I don’t understand why everyone assumes using a VPN means paying for a third party. I have Wireguard deployed in my NAS and I always have that VPN connection active on my phone to be able to access my LAN deployed services remotely, Jellyfin for example.
I tried setting this up, and I can connect to my honeserver, but I’ve no idea how to access its LAN services. How does it work?
Do you have internal DNS set up? I have my wire guard deployed on both of my pihole servers, which have local DNS entries for my internal services, which point back to my internal Traefik container for NAT translations. I know that sounds a bit complicated, but that’s how it works for my environment.
I use tailscale for hosting gameservers for friends and the occasional watch together on jellyfin. Kinda scuffed setup with one burner github account for login. And ~10 devices connected to that network. So I need to authenticate every device myself (at the beginning and sporadically) but I don’t need to pay Tailscale for adding multiple accounts to the network.
At the beginning I tried to do set up everything with my own wireguard server. I only have a public v6 IP, so some of my friends connected without problems and for some it would not work. After I think 3h helping them in their router settings I just gave up. I looked up if I could rent a service somewhere that gives me a public Ipv4 relay, found Tailscale instead and stopped looking for something else haha. Sometimes it’s not worth the effort.
It’s also worth mentioning that the VPN in question, Proton, offers one of the best free tiers of any VPN company.

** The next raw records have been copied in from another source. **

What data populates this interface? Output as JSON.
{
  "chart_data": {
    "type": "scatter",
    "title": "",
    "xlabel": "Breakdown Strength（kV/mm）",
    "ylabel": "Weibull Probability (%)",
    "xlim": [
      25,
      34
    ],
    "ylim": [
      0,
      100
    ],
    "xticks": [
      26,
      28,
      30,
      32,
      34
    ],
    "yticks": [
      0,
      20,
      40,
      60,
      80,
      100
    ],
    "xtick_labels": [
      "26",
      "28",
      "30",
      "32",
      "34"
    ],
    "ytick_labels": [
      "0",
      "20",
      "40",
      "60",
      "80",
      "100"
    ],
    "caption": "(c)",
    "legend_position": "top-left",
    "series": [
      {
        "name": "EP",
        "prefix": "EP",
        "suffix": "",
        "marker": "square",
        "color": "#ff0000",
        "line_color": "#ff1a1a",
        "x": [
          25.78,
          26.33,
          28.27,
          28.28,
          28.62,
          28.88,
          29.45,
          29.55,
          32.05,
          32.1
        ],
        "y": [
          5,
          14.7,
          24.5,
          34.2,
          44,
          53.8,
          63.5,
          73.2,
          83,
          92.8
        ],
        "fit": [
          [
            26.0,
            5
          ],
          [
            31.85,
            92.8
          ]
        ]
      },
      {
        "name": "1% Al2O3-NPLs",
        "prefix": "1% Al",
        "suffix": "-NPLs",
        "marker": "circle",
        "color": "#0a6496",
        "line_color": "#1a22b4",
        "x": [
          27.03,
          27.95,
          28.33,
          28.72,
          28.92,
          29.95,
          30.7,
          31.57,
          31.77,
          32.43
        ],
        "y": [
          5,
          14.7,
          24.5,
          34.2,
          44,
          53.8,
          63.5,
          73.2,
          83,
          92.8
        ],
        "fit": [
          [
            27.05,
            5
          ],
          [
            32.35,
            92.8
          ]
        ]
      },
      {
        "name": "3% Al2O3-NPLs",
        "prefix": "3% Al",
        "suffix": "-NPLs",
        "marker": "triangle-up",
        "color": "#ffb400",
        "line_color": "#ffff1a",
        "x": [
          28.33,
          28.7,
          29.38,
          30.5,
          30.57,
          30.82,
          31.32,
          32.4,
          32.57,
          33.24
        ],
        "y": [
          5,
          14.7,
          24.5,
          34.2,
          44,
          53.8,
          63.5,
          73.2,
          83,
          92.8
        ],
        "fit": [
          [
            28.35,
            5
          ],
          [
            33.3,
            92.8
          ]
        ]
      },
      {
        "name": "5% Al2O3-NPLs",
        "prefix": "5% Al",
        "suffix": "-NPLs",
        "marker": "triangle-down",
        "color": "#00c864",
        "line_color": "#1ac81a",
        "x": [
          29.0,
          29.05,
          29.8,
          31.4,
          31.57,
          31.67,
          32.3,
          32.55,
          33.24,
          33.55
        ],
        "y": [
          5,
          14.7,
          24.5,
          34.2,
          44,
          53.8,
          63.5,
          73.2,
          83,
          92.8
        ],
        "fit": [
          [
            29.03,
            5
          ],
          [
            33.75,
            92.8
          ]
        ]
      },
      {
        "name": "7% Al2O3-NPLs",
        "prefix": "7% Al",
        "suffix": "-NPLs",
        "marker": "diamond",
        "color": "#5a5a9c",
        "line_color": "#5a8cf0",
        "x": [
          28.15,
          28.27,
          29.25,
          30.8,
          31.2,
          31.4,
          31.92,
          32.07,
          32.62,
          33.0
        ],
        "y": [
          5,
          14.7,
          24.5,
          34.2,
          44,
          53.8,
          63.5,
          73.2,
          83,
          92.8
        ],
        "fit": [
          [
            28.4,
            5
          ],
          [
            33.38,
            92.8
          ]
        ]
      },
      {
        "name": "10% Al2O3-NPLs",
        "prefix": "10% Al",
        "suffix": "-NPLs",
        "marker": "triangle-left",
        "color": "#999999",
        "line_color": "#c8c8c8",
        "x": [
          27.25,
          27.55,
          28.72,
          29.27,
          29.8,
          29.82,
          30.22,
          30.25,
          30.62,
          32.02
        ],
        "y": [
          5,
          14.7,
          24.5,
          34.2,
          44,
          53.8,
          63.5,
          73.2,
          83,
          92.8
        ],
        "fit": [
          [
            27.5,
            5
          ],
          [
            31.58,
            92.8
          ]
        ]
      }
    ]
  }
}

Most VPNs sell themselves on encrypting your traffic to an endpoint that either is in a different locale to get around region locks or to put it out of the grasp of the RIAA so they can’t send your ISP copyright notices.
While remote access to a local network is a good use case for a self-hosted VPN it’s totally unrelated to the use case for commercial VPNs
For the use case of encrypting your traffic while using a public WiFi, both commercial VPNs and self-hosted ones provide the same functionality.
Yes that’s true. But also that’s the wink and nudge marketing claim that VPN marketers make while everyone knows the real reason you are using a VPN.
With HTTPS, DNS-over-HTTPS, and most endpoint firewalls dropping non-gateway traffic, the risk is a lot less than the VPN ad reads want you to believe
I think the point they’re getting at Is that you can’t use a self-hosted vpn to hide your piracy activity because the link is registered to yourself.
Yup, I have the same, but not to access services on my devices, but to tunnel services so they can become public services. Basically, Jellyfin is accessible at mydomain.com, which tunnels traffic over WireGuard to my internal Jellyfin instance. I’ll connect to the VPN occasionally if I need to access something else on my network though.
That said, I’ve considered paying for a VPN service so I can get around my state’s stupid ID laws around porn and social media, which I consider to be a massive privacy violation. But it hasn’t bothered me enough to actually spend the $5/month or whatever.